Miller: Anuj Khattar, as I mentioned, you mentioned the states that you go to, Oklahoma, Tennessee and Texas. Are you still going to Texas?
Khattar: I am scheduled to go to Texas in a couple of months, but I think a lot of it depends on the legal landscape at that time. It is a lot of resources for organizations to fly people like myself in to provide this care and if there aren’t enough patients to see, it may not be a great use of resources, right? There are local physicians that work in places like Texas that can provide this care and there are people who are continuing to provide this care to patients. I hope that I can continue to work in places like Texas in the future, but that all depends on how the legal landscape goes.
Miller: Doctor Khattar, before we say goodbye, I’m just curious how you made the decision yourself to have providing abortion services be the the largest part of your medical practice?

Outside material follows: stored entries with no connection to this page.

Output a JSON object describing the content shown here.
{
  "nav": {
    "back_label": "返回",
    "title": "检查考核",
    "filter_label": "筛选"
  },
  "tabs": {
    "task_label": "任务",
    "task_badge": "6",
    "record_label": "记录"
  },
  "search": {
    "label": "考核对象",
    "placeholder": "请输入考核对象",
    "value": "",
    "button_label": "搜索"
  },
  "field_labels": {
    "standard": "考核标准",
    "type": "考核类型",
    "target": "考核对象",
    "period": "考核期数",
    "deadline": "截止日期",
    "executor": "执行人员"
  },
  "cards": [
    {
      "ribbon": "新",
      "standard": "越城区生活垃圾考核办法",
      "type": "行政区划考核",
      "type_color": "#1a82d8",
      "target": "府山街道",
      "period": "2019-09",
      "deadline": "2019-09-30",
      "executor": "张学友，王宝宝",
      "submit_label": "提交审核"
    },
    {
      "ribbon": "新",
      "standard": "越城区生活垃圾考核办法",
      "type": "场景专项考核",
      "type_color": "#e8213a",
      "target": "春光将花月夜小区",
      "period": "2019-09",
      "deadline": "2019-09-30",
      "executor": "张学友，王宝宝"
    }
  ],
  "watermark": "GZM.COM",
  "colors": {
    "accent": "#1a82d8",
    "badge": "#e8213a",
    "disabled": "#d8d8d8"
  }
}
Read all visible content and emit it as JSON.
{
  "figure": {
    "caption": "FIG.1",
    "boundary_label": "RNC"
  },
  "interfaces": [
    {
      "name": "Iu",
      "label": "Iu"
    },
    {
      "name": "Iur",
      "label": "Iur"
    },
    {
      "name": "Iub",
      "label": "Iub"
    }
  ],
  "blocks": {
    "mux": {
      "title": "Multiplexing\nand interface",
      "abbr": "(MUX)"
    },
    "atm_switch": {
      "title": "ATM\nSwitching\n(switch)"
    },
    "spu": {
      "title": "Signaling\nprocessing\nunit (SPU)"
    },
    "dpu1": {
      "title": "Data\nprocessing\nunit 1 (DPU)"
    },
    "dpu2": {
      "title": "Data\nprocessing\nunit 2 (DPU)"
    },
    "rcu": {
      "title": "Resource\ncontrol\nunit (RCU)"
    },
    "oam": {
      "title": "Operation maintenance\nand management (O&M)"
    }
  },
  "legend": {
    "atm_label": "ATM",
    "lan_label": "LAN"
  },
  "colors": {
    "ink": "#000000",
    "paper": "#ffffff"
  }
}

Khattar: I think that goes back to my time in medical school. So I actually attended medical school at OHSU. Between my 1st and 2nd year of medical school, I did an international rotation in Peru and spent some time in the emergency department and that was my first exposure with self-managed abortion. There was a patient who had come in with vaginal bleeding and I did the exam and there was some tissue coming out from her uterus and the attending [physician] just took that, put it on a gauze, and shoved it in the patient’s face and shamed her for what she had done. And that just did not seem right to me. That was my first exposure. Then, during my pediatrics rotation I saw so many patients admitted to the hospital for non-accidental trauma or child abuse. I was just confused about why people were hurting their own children and started to learn more about undesired pregnancies, access to contraception and access to abortion, and that led me down this field. I feel like it’s an important social justice part of medicine that is very meaningful to me and I feel like I’m changing people’s lives in a very short period of time and giving people back the power that they deserve to have to live the life that they want to live.
Miller: Anuj Khattar and Mark Nichols. Thanks very much for joining us.
Khattar / Nichols: Thank you for having us. Thanks for having us.
Miller: Mark Nichols was the Medical Director of Planned Parenthood of the Columbia-Willamette for nearly 20 years. He is a Professor of Obstetrics and Gynecology at OHSU. Anuj Khattar is a Family Medicine Physician based in Washington State who travels to other states to provide abortion care.